| Publié le 30 juillet 2019

Ilona Boniwell : Parlons-nous !

Ilona Boniwell : Parlons-nous !

3 min de lecture Combien de fois vous arrive-t-il d’envoyer un e-mail à un collègue qui ne se trouve qu’à quelques bureaux de vous ?

Vivez-vous aussi ces interminables allers-retours de mails où, chaque fois que vous pensez envoyer le dernier, il vous revient comme un boomerang avec de plus en plus de questions ou de commentaires ? Pire encore, un petit malentendu écrit peut même dégénérer en conflit majeur alors que nombre de crises pourraient être évitées en échangeant autrement. En effet, la communication n’est pas uniquement une transmission d’informations, c’est également un partage d’émotions. Lorsque j’ouvre un message, la première chose que je veux savoir est simple : « Est-ce une bonne ou une mauvaise nouvelle ? Est-ce que la personne est agréable ou est-elle énervée contre moi ? »
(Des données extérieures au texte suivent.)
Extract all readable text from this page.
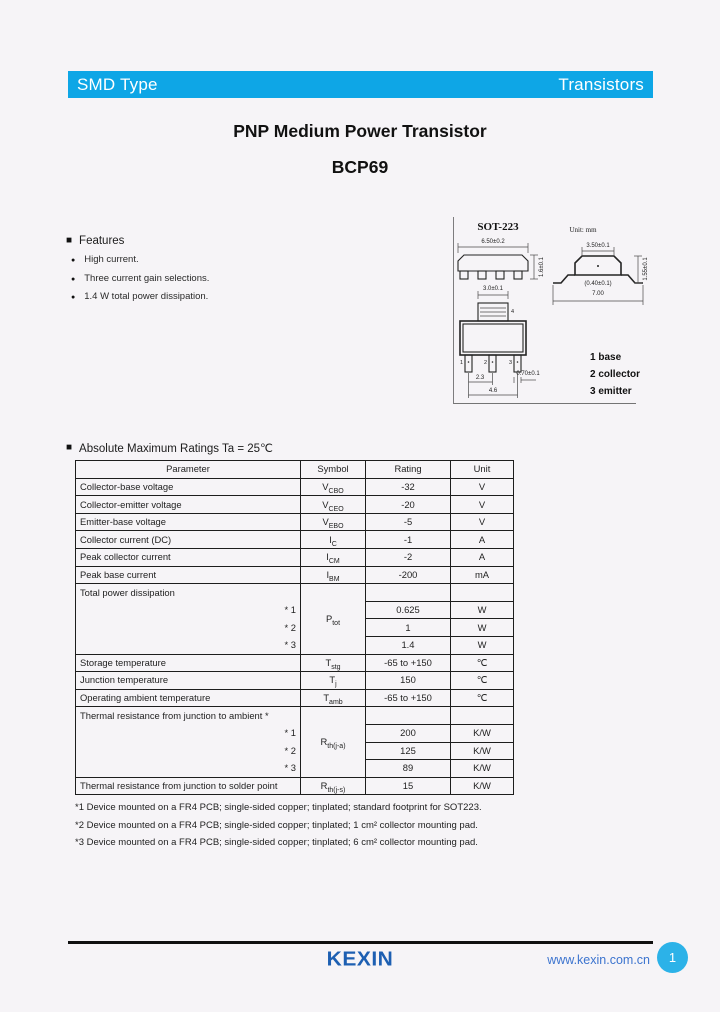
SMD Type	Transistors
PNP Medium Power Transistor
BCP69
■ Features
● High current.
● Three current gain selections.
● 1.4 W total power dissipation.
SOT-223	Unit: mm
6.50±0.2
1.6±0.1
3.50±0.1
(0.40±0.1)
7.00
1.55±0.1
3.0±0.1
4
1	2	3
2.3
4.6
0.70±0.1
1 base
2 collector
3 emitter
■ Absolute Maximum Ratings Ta = 25℃
Parameter	Symbol	Rating	Unit
Collector-base voltage	$V_{CBO}$	-32	V
Collector-emitter voltage	$V_{CEO}$	-20	V
Emitter-base voltage	$V_{EBO}$	-5	V
Collector current (DC)	$I_C$	-1	A
Peak collector current	$I_{CM}$	-2	A
Peak base current	$I_{BM}$	-200	mA
Total power dissipation	$P_{tot}$		
* 1		0.625	W
* 2		1	W
* 3		1.4	W
Storage temperature	$T_{stg}$	-65 to +150	℃
Junction temperature	$T_j$	150	℃
Operating ambient temperature	$T_{amb}$	-65 to +150	℃
Thermal resistance from junction to ambient *	$R_{th(j-a)}$		
* 1		200	K/W
* 2		125	K/W
* 3		89	K/W
Thermal resistance from junction to solder point	$R_{th(j-s)}$	15	K/W
*1 Device mounted on a FR4 PCB; single-sided copper; tinplated; standard footprint for SOT223.
*2 Device mounted on a FR4 PCB; single-sided copper; tinplated; 1 cm² collector mounting pad.
*3 Device mounted on a FR4 PCB; single-sided copper; tinplated; 6 cm² collector mounting pad.
KEXIN	www.kexin.com.cn 1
L’écriture est une chose merveilleuse, j’adore cela, sinon je n’écrirais pas des livres ou les quelques lignes de cet article. Mais quand les mots écrits sont tout ce que nous échangeons, le ton que nous employons peut facilement être mal interprété. Les recherches montrent qu’un e-mail écrit positivement (d’après l’expéditeur) a de grandes chances d’être perçu comme neutre par le destinataire.


En face à face, vous auriez eu la possibilité de sourire, de hocher la tête, de regarder la personne dans les yeux, d’utiliser des signaux non verbaux pour exprimer des émotions positives. Tout ceci est absent à l’écrit.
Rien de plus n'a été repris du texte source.